The ranks of major college Black head coaches are never swollen, and there remain many Power 5 and predominantly white colleges that have yet to hire their first one. But as the college football season nears the end of its first month, there are two new Black head coaches who are in charge of high profile programs that face major challenges. Both Marcus Freeman at Notre Dame and Mickey Joseph at Nebraska are also first year and first time head coaches as well.

Notre Dame’s Freeman was the universal choice of the players to replace Brian Kelly after he left for the head coaching job at Louisiana State University. Freeman was linebackers coach as well as defensive coordinator at Notre Dame in 2021, and Kelly tried to get him to accept that same position at LSU. But Freeman instead became Notre Dame’s second Black head coach.

Things got off to a tough start for Freeman’s team, although it was expected that they would lose their opener to Ohio State, one of the favorites to win the national title. What wasn’t so expected was the second loss to Marshall,. a team that Notre Dame was paying over a million to be an expected easy win at home. Instead it was a tough 21-20 loss and the skeptics began voicing doubts about Freeman after only two games.

Notre Dame bounced back this past Saturday, defeating California 20-17. While the victory will calm some fears for the short term, Freeman knows he’s under a super microscope. Every Notre Dame home game is on NBC, and most of the road games are shown on other networks. The schedule is a tough one that includes games against nationally ranked foes BYU, Clemson and Southern Cal. But Freeman is quite confident in his abilities, and when he took the job publicly acknowledged the degree of difficulty and level of exposure that goes with the position of Notre Dame head coach.

“Wow, I’m the head coach at the University of Notre Dame,” the 36-year-old Freeman said last December upon taking the job. “it’s been business as usual. Once that (first) second goes up, it’s about, get back to work, get back to work.” Though he lost his first game in last year’s Fiesta Bowl to Oklahomas State and took a pair of early losses this year, most observers feel Freeman will eventually get Notre Dame back in title contention. 
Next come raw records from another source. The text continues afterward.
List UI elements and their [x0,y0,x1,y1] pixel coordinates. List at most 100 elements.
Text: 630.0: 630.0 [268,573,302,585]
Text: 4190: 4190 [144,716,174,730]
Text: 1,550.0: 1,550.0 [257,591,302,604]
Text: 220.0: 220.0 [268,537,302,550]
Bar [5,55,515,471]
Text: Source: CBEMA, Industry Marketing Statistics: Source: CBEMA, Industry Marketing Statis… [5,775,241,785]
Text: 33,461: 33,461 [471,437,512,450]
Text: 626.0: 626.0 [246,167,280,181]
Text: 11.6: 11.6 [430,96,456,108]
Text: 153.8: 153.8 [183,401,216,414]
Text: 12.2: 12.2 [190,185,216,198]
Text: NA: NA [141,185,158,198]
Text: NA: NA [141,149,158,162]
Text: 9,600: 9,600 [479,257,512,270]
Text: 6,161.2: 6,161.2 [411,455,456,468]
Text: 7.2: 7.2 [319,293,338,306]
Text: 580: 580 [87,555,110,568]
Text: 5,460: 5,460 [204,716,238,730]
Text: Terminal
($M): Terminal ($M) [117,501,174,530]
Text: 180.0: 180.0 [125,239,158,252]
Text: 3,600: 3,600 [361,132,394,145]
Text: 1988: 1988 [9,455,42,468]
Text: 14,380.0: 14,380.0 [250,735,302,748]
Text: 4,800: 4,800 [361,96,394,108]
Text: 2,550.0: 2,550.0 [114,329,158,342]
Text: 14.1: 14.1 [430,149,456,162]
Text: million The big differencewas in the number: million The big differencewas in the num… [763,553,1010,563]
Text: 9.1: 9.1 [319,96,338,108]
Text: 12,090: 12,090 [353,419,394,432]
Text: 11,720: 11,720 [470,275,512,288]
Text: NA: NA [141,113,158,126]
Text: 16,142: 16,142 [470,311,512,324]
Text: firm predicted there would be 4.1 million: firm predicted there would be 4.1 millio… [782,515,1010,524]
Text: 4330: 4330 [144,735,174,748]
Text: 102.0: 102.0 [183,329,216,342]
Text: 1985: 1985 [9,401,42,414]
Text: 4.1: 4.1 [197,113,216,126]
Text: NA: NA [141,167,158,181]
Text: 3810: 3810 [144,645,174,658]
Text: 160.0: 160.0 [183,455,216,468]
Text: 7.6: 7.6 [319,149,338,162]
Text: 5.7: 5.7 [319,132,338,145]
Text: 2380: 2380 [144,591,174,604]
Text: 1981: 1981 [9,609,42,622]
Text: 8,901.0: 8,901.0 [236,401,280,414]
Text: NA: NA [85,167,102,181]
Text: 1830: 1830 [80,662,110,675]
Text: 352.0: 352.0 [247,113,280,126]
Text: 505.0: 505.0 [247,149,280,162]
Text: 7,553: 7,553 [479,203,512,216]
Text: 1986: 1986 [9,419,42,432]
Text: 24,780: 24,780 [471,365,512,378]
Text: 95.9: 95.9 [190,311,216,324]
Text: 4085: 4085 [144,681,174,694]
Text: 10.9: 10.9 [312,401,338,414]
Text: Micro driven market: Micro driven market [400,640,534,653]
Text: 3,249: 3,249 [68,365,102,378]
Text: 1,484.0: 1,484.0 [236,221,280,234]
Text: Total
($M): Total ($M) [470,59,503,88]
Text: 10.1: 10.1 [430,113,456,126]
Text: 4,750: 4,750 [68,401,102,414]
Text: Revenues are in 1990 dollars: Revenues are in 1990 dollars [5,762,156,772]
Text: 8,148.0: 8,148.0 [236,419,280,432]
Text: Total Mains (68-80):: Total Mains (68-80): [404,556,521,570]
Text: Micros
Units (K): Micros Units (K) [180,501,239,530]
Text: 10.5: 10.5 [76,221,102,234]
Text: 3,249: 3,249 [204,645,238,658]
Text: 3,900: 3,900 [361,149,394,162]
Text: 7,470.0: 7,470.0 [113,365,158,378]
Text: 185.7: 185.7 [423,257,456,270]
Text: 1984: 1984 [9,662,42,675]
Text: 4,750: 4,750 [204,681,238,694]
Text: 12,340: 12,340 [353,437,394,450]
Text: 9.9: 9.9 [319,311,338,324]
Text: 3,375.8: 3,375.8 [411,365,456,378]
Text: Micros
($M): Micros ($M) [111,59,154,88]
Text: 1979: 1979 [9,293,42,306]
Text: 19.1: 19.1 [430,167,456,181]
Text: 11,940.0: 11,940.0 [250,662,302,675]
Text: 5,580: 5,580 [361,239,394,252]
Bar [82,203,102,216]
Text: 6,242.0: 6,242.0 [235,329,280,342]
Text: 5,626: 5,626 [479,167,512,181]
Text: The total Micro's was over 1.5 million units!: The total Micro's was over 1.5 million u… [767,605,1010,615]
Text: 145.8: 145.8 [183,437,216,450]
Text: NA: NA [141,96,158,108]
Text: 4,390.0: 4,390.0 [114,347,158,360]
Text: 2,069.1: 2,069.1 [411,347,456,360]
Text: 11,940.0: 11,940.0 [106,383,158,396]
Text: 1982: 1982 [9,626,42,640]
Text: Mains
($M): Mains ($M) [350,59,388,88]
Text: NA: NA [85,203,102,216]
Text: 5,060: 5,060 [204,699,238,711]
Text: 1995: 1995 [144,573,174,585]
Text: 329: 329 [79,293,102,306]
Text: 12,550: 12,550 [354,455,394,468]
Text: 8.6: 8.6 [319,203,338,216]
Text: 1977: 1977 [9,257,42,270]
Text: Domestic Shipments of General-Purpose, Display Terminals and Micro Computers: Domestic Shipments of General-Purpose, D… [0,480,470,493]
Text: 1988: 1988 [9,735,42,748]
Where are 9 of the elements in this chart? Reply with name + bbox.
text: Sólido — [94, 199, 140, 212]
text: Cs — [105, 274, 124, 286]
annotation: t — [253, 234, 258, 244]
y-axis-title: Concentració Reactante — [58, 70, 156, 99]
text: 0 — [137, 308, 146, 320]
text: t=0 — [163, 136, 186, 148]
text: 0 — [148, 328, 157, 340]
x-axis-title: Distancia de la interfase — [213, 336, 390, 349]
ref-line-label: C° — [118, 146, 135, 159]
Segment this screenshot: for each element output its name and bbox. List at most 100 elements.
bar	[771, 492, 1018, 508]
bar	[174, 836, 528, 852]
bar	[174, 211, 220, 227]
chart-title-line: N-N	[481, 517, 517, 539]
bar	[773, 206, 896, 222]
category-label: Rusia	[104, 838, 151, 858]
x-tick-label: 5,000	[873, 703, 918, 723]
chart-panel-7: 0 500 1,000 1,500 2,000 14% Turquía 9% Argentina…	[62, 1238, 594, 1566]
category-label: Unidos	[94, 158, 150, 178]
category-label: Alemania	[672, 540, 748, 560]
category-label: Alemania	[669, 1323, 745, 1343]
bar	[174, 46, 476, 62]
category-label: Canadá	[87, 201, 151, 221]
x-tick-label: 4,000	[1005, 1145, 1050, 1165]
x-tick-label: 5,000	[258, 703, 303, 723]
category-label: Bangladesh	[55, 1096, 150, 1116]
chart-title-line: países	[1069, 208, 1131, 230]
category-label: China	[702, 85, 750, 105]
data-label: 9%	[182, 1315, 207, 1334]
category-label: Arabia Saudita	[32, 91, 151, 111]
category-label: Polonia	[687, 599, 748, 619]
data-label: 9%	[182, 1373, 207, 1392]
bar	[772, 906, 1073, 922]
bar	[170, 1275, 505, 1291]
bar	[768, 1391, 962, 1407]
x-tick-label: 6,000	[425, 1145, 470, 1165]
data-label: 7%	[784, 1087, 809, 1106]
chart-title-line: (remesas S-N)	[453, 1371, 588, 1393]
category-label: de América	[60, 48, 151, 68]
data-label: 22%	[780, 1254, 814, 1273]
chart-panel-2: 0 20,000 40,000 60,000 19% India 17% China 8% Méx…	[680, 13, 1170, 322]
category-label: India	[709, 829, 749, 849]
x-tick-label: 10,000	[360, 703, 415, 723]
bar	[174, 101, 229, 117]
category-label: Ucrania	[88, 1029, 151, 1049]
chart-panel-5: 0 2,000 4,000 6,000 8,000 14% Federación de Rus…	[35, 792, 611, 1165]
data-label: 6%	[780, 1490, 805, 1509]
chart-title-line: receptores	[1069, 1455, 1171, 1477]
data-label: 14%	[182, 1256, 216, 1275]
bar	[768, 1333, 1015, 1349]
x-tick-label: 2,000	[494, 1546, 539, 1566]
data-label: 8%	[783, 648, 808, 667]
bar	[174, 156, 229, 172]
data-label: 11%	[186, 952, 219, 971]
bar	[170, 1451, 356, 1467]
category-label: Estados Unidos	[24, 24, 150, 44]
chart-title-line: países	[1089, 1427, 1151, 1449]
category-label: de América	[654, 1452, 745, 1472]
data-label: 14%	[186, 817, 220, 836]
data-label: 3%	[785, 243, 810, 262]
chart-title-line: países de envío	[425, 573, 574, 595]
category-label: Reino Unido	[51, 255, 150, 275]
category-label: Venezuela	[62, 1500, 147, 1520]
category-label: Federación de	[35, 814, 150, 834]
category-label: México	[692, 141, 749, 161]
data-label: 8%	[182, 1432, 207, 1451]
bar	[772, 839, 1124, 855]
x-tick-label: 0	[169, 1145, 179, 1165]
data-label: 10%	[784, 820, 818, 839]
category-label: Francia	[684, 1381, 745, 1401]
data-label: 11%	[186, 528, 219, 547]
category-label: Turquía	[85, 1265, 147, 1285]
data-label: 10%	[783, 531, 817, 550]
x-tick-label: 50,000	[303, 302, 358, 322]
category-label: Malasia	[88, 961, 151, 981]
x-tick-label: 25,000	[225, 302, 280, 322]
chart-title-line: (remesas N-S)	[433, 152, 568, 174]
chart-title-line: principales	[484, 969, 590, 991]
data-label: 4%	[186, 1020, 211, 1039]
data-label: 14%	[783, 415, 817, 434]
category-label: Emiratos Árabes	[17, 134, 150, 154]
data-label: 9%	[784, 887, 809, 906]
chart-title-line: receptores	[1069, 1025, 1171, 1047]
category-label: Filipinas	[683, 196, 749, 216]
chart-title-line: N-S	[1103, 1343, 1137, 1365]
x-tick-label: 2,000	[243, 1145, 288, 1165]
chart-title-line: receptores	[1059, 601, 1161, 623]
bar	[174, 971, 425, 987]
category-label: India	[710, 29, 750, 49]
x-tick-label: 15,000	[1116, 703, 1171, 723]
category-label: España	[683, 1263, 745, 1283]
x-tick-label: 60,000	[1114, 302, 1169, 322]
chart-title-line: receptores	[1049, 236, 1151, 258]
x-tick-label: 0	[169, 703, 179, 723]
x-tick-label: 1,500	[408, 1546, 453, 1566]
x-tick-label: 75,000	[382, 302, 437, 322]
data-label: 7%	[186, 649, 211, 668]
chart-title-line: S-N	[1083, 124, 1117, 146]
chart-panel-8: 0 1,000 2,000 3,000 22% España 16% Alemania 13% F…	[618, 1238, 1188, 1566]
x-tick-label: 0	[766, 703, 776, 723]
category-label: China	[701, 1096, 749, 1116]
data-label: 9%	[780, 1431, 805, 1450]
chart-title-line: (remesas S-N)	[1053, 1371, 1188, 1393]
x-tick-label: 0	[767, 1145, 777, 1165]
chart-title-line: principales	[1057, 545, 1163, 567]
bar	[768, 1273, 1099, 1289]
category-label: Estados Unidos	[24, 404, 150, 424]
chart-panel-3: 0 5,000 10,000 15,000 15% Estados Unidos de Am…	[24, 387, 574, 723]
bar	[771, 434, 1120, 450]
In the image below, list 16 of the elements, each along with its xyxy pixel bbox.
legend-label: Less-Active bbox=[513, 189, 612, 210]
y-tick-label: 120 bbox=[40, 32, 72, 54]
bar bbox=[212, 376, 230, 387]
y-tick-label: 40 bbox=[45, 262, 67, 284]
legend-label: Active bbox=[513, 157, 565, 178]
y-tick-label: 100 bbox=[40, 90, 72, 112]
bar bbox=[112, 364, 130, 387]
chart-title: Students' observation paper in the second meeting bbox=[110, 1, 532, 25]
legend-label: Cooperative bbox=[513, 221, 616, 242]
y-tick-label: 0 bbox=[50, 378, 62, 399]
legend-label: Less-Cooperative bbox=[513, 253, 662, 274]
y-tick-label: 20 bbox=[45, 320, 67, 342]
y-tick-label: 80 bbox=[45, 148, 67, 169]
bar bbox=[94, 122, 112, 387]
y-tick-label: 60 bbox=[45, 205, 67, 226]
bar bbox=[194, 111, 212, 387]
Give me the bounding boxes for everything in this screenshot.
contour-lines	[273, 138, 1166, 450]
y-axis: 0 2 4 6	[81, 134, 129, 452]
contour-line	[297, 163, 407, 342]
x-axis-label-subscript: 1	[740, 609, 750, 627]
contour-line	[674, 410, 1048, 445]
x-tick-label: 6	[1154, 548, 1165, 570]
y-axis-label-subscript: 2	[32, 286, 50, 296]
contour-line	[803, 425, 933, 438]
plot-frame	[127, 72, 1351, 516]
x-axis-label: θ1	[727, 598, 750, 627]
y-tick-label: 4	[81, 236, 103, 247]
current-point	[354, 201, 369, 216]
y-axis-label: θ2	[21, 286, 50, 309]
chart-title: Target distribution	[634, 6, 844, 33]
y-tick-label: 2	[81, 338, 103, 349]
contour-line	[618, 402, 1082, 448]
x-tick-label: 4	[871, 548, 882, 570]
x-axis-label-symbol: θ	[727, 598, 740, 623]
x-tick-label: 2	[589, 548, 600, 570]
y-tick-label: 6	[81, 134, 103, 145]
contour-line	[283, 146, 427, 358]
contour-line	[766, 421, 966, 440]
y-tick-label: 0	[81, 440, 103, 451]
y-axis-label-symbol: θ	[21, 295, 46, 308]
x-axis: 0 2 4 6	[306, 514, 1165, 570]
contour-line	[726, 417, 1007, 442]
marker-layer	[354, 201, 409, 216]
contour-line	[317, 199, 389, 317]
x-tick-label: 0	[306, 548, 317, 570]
Joseph has only been on the job one week, but his first game wasn’t a good one. The sixth-ranked Oklahoma Sooners crushed Nebraska 49-14, and though he’d only been in charge a week Joseph took full blame for his team’s poor showing. “This is on me, not my players, not my assistant coaches,” Joseph told ABC News, :I’ve got to do a better job, and I will. I’ve got to accept responsibility for it, and I have. We’ve got eight games left, and we’re going to get ready to win some games.”

Joseph is in a much tougher spot than Freeman, who has a guaranteed five-hear contract. He’s an interim figure, part of the coaching staff assembled by former head coach Scott Frost. Frost, who won a Heisman Trophy while quarterbacking Nebraska to a national championship in the late ‘90s, was brought in to re-establish the domination of past Cornhusker squads. Instead, Frost, who began in 2018, had a 16-31 career mark, and a 5-22 record in one-score games, the worse mark among FBS teams during that period. Nebraska was so anxious to can him after their 1-2 start they fired him prior to Oct. 1, when his $15 million dollar buyout would have dropped to $7.5 million.

So Joseph must try and build a winner in an atmosphere of gloom, with rumors swirling that Urban Meyer (among others) is already being considered for the full-time job. Both he and Freeman know that the rest of the year the progress of their team will be closely watched, and their coaching performances constantly watched and evaluated.